Вот едут они в автобусе, жара, духота, Евгения к тому же еще и беременная. Стоит, держится за перила на потолке – там, где люк открывается, висит на одной ноге, как цапля. Лерик выжидает, многозначительно поглядывая на нее. Евгения знает, чего он от нее ждет: нужно приблизиться к тетке или парню, которые развалились на сиденье, и уверенным голосом, выставив вперед живот, сказать:
– Позвольте, граждане!
И дело не в том, что сделать это самому для Лерика – сущие пустяки. Дело в ней, в Евгении, в ее неумении «взять свое». Этому Лерик ее учит-учит и никак на положительный результат не выйдет! Конечно, ему жалко, что Евгения по?том истекает и красная вся, как помидор. Но принцип есть принцип. Если от него отступиться, то что дальше?
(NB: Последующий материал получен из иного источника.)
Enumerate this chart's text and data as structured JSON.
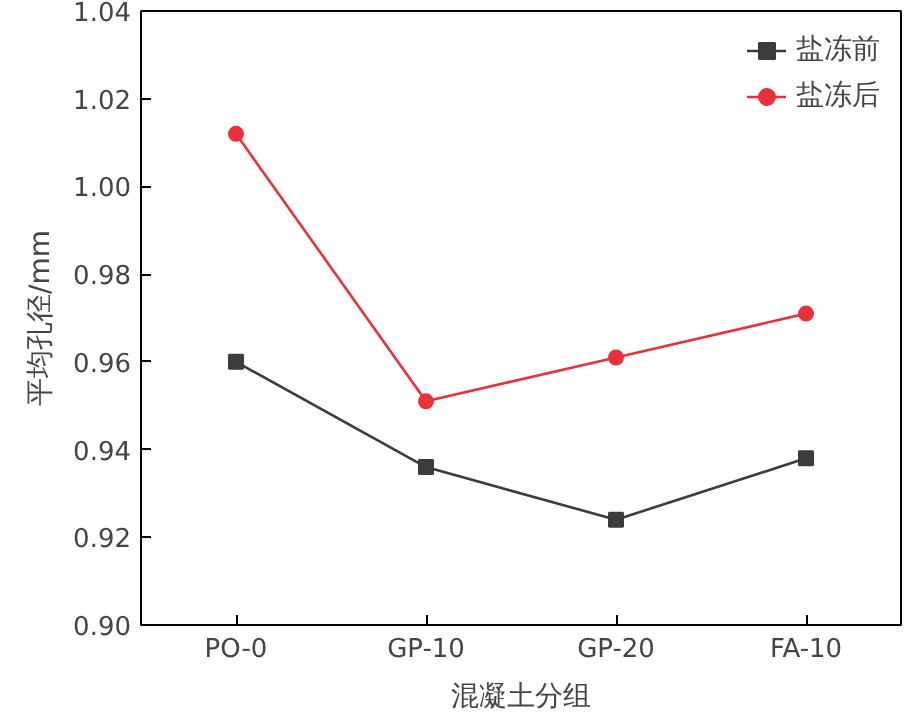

Пропадет Евгения как полноценная личность!
Евгения дергает ручку люка вверх – но силы не те, шепчет Лерику: «Открой, пожалуйста, а то задохнусь!»
Лерик ласково улыбается и отвечает одними губами, чтобы никто не слышал: «Громко скажи!» И кивает глазами на дядю, который рядом с люком стоит: ему скажи! Пересиль себя! Мне же это сделать – раз плюнуть, ты знаешь, а вот ты его сама попроси. Слабо?? Ты только за своим пианино можешь сидеть и о Моцарте ерунду придумывать? Тогда езжай так, как едешь. Сама этого хотела!
А еще любит Лерик, когда она в транспорте кричит водителю, чтобы тот остановился. То есть Лерик это любит, но она, Евгения, никогда на это не решается. Будто глупая, будто языка нет.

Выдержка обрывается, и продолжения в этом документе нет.